WINE & FOOD The Portland area is home to hundreds of award winning wineries and is known for it's ability to grow the finicky Pinot Noir. Want world class wineries in Seattle? Try driving over the Cascade Mountains. Portland's proximity to the Willamette Valley, one of the best growing areas in America and the lure of those that travelled on the Oregon Trail, allow it's Summer markets to be full of fresh local produce. Seattle's idea of fresh food is throwing raw fish around at Pikes Place Market.
WATER ACTIVITIES You would think with all the water around Seattle, it would at least excel at this, but what locals won't tell you is that the Puget Sound is a toe-numbing 53 degrees in the summer months and it's lakes are generally too windy for water skiing or wake boarding. Portland sits at the confluence of four major rivers. On any given day you can find kayakers and bird watchers on the slow moving Tualatin, rafters and tubers on the swift moving Clackamas, anglers and skiers on the close-in Willamette, and sunbathers and swimmers on the sandy banks of the mighty Columbia.
WEATHER Portland's highs average 81 degrees in the summer. Seattle averages only 76 degrees, that's barely warm enough to take off the pants! In addition to being warmer, Portland boasts more sunshine hours per year and half the average snowfall of it's colder neighbor to the north.

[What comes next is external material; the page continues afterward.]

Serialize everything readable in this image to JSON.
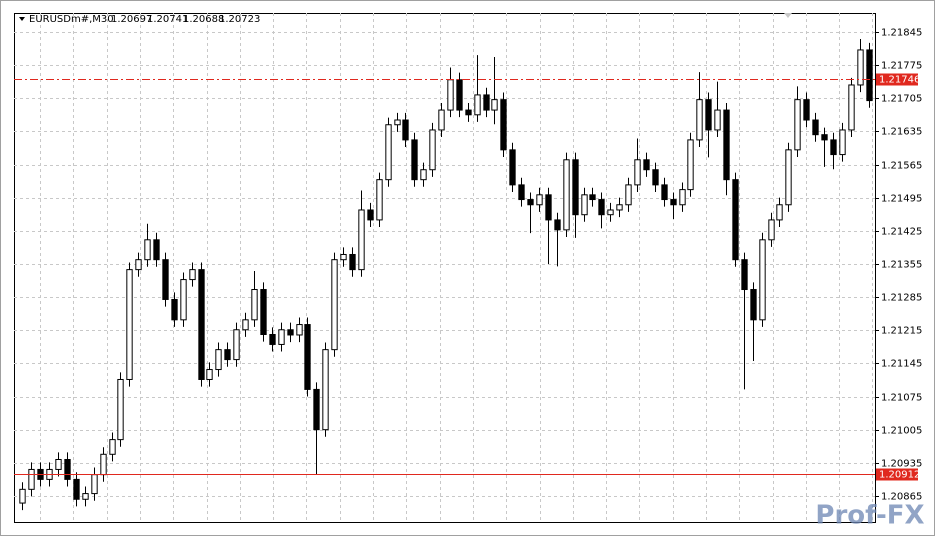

CULTURE Seattle would like to think itself a more cultured city just because it's bigger, but Portland boasts it's own world-class restaurants and museums that rival anything Seattle has to offer, and it's music scene is just as vibrant. Seattle also lost itself in it's pursuit for international recognition. Whatever unique culture it once had died with Grunge music and was transplanted by corporate America. Portland continues to nurture a unique counter-culture and a vibe all it's own. It's no wonder Seattle is backdrop of a generic melodrama Grey's Anatomy while Portland plays front and center in quirky shows like Portlandia and Grimm.
Seattle Magazine ran an article a couple of years ago encouraging it's artist not to defect to Portland. It's top reason to stay... it has a bigger mountain. Yes, Seattle, you do have a bigger mountain.